A report to be presented to the annual meeting of the Royal College of Paediatrics and Child Health reveals that eating disorders can affect children as young as six years-old.
The report is based on a study conducted over 13 months and involving 206 children under 12 years who were treated for an eating disorder in Britain and Ireland – including the six-year-old girl. Half of the children had to be admitted to hospital and 45% had exercised excessively to keep their weight down.

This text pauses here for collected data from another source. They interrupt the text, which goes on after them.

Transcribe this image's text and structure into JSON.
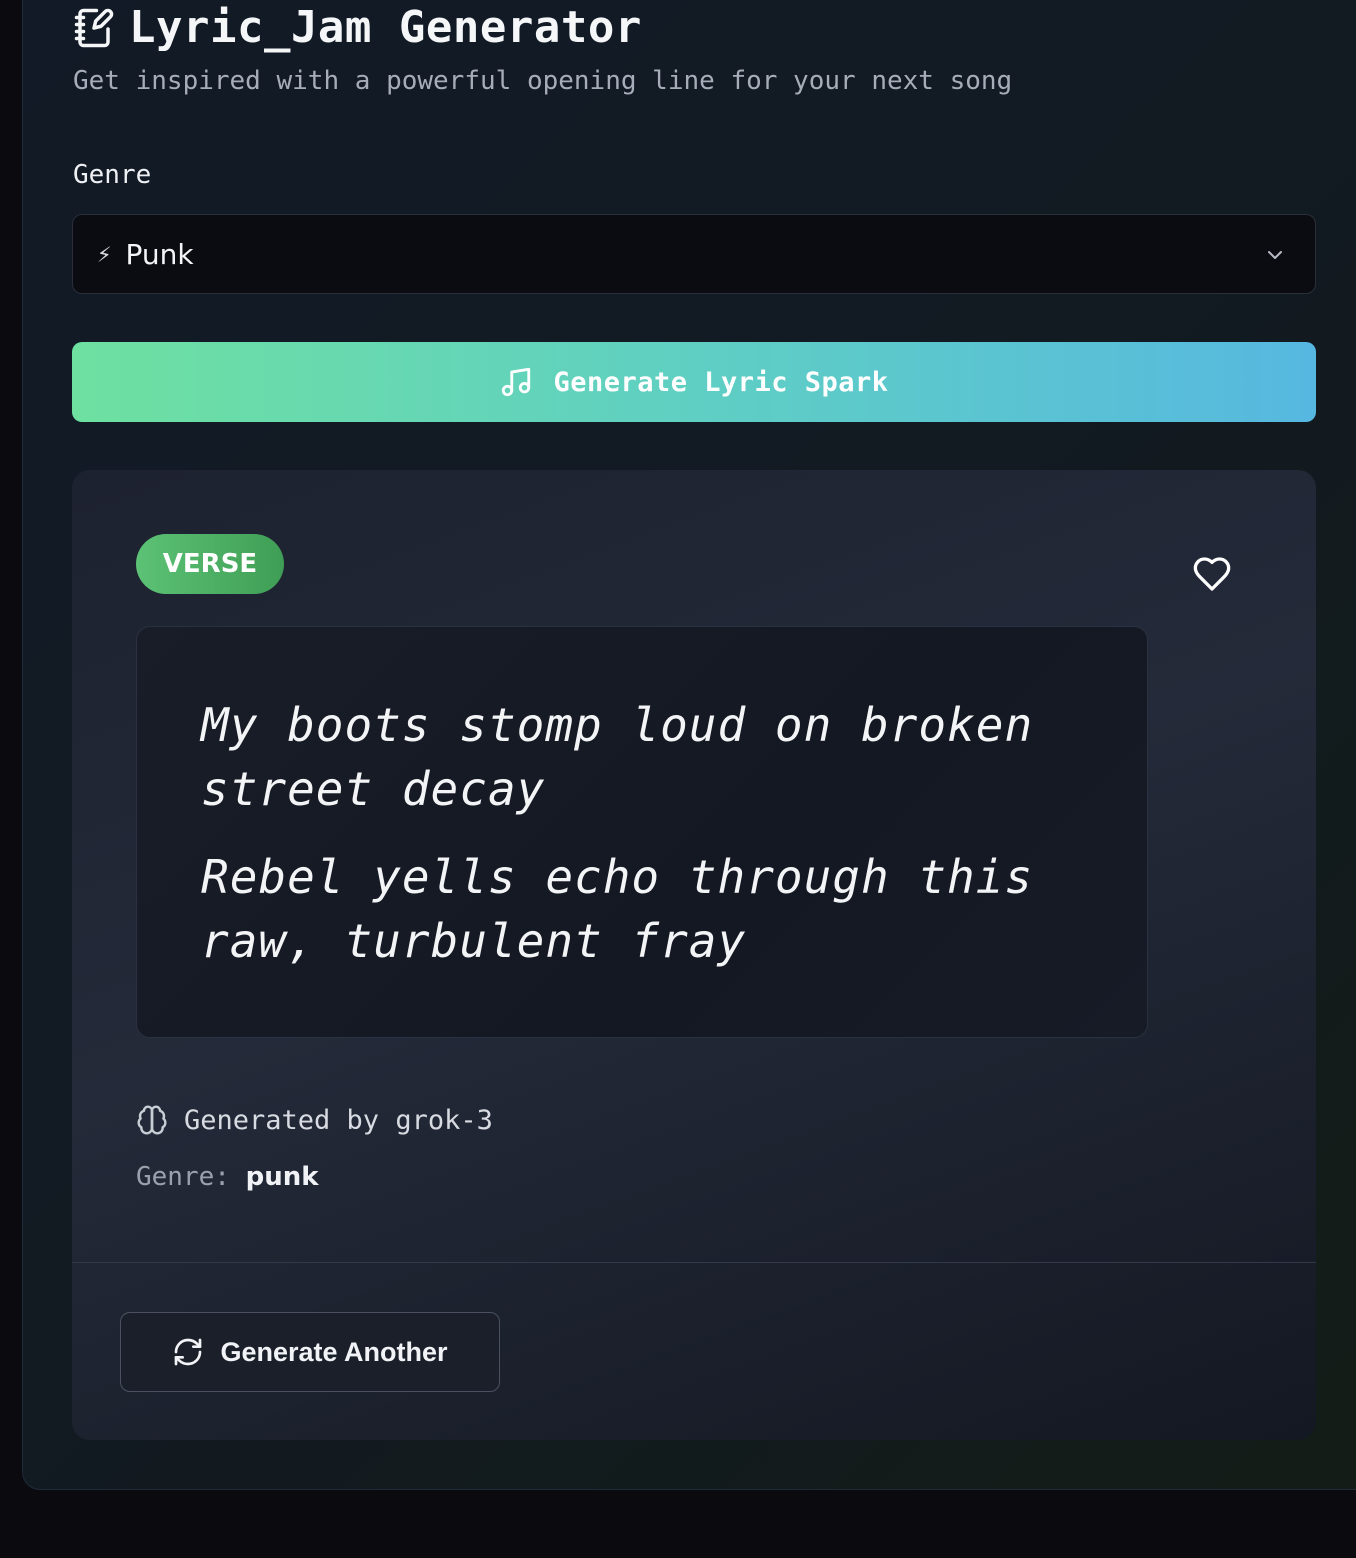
{
  "header": {
    "title": "Lyric_Jam Generator",
    "subtitle": "Get inspired with a powerful opening line for your next song"
  },
  "genre_select": {
    "label": "Genre",
    "selected_icon": "⚡",
    "selected_value": "Punk"
  },
  "generate_button": {
    "label": "Generate Lyric Spark",
    "icon": "music-note-icon"
  },
  "result": {
    "badge": "VERSE",
    "lines": [
      "My boots stomp loud on broken street decay",
      "Rebel yells echo through this raw, turbulent fray"
    ],
    "generated_by": "Generated by grok-3",
    "genre_key": "Genre:",
    "genre_value": "punk",
    "generate_another_label": "Generate Another"
  },
  "colors": {
    "accent_start": "#6ee0a0",
    "accent_end": "#56b8e0",
    "badge": "#4caf62"
  }
}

From the results it is estimated that 3.5 children in every 100,000 in the UK are treated for an eating disorder, including anorexia, bulimia and binge eating. Aound 18 per cent of cases identified were seen in boys, which is a higher proportion than in older age groups.
What is also worrying is that despite evidence that these issues are affecting younger children, the available resources for tackling eating disorders and related problems are not aimed at the under-12s.
So what kind of messages are we giving these children?
It is an issue that is causing widespread concern at present, although realistic solutions are not necessarily forthcoming.
A separate study also casts serious doubt on the Government’s much-trumpeted campaign to reduce child poverty in the UK.
The number of children now living below the poverty line rose by 100,000 last year – the first increase in almost a decade.
Confirmation of the increase fuels the criticism of those campaigners who maintain the announcement made by Gordon Brown in his recent Budget to tackle the issue of child poverty is merely papering over the cracks and not addressing the deep-rooted problems of the last decade and longer.
We are failing our children and reports such as these merely reinforce the fact that the major problems we are creating for ourselves now will continue to haunt us all for many years to come.